The following code demonstrates how to configure the JWT signing using TSphinxConfig.OnGetSigningData based on an internal flag (SignWithRSA):

procedure TServerContainer.SphinxConfigGetSigningData(Sender: TObject; Args: TGetSigningDataArgs);
begin
  if SignWithRSA then
  begin
    Args.Data.Algorithm := 'RS256';
    Args.Data.KeyId := SomeRandomKeyID;
    Args.Data.Key := TFile.ReadAllBytes(FileNameContainingPublicKeyInPEMFormat);
  end
  else
  begin
    Args.Data.Algorithm := 'HS256';
    Args.Data.Key := TEncoding.UTF8.GetBytes(SomeRandomSharedSecretKey);
  end;
end;

Explanation:

• Dynamic Signing: The SphinxConfigGetSigningData event is triggered when a JWT needs to be signed. If SignWithRSA is True, it uses RS256 and loads the private key from a file. Otherwise, it uses HS256 and a shared secret.
• Key Selection: The appropriate algorithm and key are set dynamically based on the SignWithRSA flag, offering flexibility in choosing between asymmetric and symmetric key signing.

Conclusion

Using asymmetric keys (RS256) to sign and validate JWTs provides enhanced security, ensuring that the private key is never shared. This is especially useful in distributed systems where the public key can be freely shared for validation, while the private key remains secure.
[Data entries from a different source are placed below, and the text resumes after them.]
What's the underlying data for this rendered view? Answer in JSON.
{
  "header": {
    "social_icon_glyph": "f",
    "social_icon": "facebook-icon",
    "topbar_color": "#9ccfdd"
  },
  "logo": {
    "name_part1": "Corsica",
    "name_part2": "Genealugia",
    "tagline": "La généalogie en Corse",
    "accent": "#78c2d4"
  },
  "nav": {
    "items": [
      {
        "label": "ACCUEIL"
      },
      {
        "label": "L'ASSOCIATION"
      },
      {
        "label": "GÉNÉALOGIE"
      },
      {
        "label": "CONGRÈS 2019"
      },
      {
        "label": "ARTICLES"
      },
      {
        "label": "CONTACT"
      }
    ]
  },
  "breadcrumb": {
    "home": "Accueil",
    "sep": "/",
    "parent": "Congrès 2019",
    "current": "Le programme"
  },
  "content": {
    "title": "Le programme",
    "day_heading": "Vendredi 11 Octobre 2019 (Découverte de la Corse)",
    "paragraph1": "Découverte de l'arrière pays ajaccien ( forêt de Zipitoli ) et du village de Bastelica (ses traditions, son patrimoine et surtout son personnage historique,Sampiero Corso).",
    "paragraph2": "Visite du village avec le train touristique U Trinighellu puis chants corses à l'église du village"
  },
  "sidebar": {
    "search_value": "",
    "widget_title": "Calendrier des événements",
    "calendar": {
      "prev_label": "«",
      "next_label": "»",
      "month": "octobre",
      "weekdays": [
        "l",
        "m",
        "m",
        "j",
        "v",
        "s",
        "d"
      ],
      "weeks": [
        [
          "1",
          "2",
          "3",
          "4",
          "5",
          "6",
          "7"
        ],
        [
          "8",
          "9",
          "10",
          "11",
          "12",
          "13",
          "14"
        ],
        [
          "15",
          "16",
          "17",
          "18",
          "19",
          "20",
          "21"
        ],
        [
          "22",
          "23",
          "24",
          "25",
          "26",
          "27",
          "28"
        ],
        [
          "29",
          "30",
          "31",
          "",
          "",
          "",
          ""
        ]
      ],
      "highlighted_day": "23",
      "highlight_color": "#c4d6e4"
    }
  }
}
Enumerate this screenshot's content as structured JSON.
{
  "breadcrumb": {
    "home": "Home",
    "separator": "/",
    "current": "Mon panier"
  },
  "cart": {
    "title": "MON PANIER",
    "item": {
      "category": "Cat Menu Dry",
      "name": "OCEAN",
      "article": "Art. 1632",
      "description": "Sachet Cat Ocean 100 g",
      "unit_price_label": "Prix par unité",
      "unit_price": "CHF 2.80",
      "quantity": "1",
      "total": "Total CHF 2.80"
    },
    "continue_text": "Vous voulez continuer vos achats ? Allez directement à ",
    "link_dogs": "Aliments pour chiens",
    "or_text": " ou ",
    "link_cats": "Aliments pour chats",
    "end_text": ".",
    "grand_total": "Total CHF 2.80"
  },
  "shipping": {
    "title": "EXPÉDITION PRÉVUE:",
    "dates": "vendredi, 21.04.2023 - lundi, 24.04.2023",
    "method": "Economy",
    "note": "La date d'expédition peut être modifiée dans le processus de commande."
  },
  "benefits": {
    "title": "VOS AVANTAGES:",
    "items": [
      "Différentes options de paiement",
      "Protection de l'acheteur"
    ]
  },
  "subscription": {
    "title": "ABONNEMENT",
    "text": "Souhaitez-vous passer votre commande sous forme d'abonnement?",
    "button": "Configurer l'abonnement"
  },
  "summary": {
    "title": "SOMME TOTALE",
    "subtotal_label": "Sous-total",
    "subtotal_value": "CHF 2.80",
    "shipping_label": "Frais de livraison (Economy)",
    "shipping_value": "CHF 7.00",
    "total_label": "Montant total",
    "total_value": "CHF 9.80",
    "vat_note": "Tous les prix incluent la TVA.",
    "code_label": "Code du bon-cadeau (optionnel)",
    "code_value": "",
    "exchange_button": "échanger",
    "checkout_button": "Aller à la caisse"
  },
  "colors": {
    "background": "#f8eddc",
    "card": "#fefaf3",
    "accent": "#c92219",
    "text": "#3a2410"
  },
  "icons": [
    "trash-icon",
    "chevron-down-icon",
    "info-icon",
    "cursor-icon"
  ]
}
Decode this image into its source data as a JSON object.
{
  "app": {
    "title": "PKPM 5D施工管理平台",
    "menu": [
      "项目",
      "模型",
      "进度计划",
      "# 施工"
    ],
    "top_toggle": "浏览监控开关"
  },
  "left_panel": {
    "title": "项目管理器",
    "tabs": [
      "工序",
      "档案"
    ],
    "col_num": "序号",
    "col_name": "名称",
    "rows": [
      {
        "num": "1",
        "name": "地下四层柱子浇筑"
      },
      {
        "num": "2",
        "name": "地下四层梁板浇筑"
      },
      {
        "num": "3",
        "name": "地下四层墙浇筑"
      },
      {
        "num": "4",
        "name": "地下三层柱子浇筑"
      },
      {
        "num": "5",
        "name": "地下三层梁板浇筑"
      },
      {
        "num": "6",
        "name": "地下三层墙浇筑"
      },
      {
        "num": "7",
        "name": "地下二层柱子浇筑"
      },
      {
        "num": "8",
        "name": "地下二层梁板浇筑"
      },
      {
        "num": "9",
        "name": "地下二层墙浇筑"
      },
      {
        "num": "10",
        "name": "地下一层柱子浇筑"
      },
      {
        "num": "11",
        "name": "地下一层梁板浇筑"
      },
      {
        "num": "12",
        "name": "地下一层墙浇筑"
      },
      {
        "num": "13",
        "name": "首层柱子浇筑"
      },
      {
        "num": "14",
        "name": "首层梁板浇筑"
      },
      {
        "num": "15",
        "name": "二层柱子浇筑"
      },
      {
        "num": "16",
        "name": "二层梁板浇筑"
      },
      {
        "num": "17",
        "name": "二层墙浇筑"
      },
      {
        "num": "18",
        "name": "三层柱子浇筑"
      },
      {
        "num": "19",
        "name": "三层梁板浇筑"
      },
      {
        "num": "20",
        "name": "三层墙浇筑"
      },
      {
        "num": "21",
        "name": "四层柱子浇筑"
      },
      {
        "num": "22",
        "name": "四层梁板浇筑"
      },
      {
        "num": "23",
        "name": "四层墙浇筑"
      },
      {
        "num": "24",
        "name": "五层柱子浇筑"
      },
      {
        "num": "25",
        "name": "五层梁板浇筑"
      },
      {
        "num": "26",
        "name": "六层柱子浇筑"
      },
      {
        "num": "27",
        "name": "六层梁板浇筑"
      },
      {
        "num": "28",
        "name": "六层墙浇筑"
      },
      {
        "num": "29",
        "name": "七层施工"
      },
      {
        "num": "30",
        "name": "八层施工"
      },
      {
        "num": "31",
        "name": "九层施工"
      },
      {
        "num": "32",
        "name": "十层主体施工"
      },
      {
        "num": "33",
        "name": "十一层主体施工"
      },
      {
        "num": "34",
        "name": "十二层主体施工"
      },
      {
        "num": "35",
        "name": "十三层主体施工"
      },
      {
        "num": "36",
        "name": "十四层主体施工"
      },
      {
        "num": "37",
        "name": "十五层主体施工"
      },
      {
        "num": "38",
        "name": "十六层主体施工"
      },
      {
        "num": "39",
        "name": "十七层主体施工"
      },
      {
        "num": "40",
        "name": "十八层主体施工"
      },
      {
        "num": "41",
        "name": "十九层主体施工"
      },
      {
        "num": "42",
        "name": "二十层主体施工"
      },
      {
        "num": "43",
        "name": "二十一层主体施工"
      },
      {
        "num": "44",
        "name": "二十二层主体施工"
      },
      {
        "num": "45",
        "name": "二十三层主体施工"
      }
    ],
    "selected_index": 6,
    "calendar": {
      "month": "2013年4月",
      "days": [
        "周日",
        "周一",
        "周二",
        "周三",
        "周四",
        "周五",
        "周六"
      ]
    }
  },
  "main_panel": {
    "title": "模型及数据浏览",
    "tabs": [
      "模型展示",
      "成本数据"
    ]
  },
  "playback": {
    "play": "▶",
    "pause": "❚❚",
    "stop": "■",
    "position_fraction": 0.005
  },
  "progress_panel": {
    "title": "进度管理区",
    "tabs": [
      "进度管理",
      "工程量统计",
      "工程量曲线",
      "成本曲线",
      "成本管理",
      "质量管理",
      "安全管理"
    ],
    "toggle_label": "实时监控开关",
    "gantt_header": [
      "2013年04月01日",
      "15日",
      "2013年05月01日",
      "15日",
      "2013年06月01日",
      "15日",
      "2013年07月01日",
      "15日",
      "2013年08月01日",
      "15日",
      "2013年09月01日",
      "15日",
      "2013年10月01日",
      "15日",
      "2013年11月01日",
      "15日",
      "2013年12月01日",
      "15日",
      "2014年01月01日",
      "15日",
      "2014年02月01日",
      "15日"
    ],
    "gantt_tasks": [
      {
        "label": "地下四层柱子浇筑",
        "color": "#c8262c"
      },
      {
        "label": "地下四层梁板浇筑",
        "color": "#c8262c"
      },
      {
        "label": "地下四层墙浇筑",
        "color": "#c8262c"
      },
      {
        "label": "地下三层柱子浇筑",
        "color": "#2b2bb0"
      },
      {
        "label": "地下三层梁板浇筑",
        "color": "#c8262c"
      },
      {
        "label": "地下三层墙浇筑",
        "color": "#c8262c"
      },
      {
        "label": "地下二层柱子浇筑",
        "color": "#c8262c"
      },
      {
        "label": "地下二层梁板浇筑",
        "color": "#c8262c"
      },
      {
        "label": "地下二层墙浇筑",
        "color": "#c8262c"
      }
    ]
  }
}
With XData and Sphinx, signing and validating JWTs with either symmetric (HS256) or asymmetric (RS256) keys is straightforward. The ability to dynamically configure the signing process based on your needs allows for a flexible and secure authentication system for your APIs.

By following these practices, you can ensure that your application remains secure and efficient, protecting your API from unauthorized access while supporting a wide range of security configurations.